Sunday

Aug. 24, 1997

824 The Wind begun to rock the Grass

by Emily Dickinson

SUNDAY 8/24

Today's Reading: "The Wind Begun to Rock the Grass" by Emily Dickinson.

The 15th annual La Fiesta de San Augustin, in honor of St. Augustine, begins today in Tucson, Arizona.

Novelist Oscar Hijeulos (THE MAMBO KINGS PLAY SONGS OF LOVE), was born in New York City in 1951.

Science fiction writer and artist Alice H.B. Sheldon, who also worked in photo-intelligence at the CIA, taught at American University, and was a major in the U.S. Army Air Force, was born in Chicago in 1915.

Blues singer Arthur "Big Boy" Crudup, a major influence on Elvis Presley, was born in Forrest, Mississippi, in 1905.

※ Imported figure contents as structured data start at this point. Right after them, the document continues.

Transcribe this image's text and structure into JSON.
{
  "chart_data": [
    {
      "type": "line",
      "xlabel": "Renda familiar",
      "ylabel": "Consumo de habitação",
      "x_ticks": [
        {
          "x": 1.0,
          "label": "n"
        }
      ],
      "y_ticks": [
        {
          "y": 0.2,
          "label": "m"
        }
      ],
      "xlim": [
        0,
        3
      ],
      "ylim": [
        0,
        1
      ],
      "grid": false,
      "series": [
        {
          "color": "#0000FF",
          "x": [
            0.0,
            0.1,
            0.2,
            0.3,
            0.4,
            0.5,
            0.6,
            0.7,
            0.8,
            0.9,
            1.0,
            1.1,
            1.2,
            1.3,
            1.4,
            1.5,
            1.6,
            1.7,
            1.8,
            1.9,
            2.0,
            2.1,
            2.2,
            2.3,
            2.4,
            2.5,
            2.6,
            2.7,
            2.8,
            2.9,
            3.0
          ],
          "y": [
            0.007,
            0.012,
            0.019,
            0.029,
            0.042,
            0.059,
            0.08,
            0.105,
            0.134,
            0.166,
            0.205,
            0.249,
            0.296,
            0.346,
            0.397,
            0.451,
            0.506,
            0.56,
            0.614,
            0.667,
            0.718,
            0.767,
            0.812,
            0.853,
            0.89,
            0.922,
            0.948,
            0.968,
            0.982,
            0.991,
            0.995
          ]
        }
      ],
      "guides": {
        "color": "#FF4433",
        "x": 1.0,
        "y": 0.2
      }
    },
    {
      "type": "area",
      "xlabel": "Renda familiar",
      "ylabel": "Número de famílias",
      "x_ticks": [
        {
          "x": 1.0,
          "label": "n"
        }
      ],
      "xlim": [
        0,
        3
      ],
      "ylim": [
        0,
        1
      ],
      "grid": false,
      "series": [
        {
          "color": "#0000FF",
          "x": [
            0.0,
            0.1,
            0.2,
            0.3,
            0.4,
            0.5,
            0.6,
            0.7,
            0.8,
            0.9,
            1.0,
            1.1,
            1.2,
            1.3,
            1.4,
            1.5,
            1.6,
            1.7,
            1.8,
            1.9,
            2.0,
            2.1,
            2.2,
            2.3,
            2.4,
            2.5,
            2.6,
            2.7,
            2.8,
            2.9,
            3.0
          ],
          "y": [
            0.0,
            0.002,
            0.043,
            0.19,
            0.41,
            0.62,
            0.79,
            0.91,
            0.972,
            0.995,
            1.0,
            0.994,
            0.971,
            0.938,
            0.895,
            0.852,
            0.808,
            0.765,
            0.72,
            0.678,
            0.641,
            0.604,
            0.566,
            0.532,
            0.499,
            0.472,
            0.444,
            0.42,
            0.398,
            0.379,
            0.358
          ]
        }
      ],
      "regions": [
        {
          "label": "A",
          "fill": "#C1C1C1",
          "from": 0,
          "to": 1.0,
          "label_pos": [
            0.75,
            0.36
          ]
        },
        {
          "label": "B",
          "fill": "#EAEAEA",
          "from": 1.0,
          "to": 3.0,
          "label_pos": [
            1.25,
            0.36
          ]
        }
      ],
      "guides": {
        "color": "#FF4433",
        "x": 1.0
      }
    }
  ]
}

Argentine writer Jorge Luis Borges, known for his celebrated collection of short stories FICCIONES, was born in Buenos Aires in 1899.

Literary critic and social historian Malcolm Cowley, who chronicled the Lost Generation of writers of the '20s and '30s, including Hemingway, Faulkner, Fitzgerald, was born in Belsano, Pennsylvania, in 1898.

Writer Jean Rhys (WILD SARGASSO SEA), was born in Dominica, British West Indies, in 1890.

In 1847 Charlotte Bronte, using the pseudonym of Currer Bell, sent the manuscript of JANE EYRE to her publisher in London.

President James Madison and other officials fled Washington, D.C., in 1814 when British troops invaded and burned the Capitol, the president's house and most of the public buildings.

Mount Vesuvius erupted in 79 A.D., destroying the cities of Pompeii, Stabiae, Herculaneum and other, smaller settlements.